Воин-Врач IV (СИ) - Дмитриев Олег
— Да дел про́пасть, батюшка-князь, сам же знаешь. А наперво — велю кол затесать. Толстый, вот такенный, — Гнат с воодушевлённым видом показал на пальцах круг приличного диаметра, не меньше локтя. — Но так, несильно затешут. Чтоб с занозами был, зазубренный.
— Затшем? — важный посланник спросил на русском, удивив, кажется, и самого́ себя. До этой минуты дребезжал и лязгал он исключительно на родном наречии, а толмачил-переводил Ставр.
— Как «затшем»? — оживился Рысь. — Тебе же, дядя! Ты — человек непростой, фигура крупная. Малый кол тебе не по чести. Деревьев у нас много, жалеть не станем, хорошее найдём, не поскупимся, не бои́сь!
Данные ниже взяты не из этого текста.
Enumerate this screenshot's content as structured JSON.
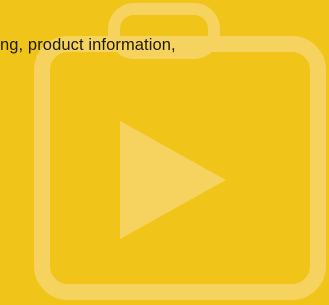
{
  "colors": {
    "background": "#F0C419",
    "icon_tint": "#F5D35E",
    "text": "#1F1B0C"
  },
  "decoration": {
    "icon": "play-folder-icon"
  },
  "content": {
    "text": "ng, product information,"
  }
}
— Затшем к-к-кол? — выдержка покидала переговорщика стремительно, вон, как побледнел-то.
— Так на кнорре твоём поставим, перед мачтой как раз. На нём и поплывёшь домой, чтоб издаля́ видать было, куда вам всем шагать надо дружно с вашими ультима… мать его… Короче, ты, я по глазам вижу, сам уж понял.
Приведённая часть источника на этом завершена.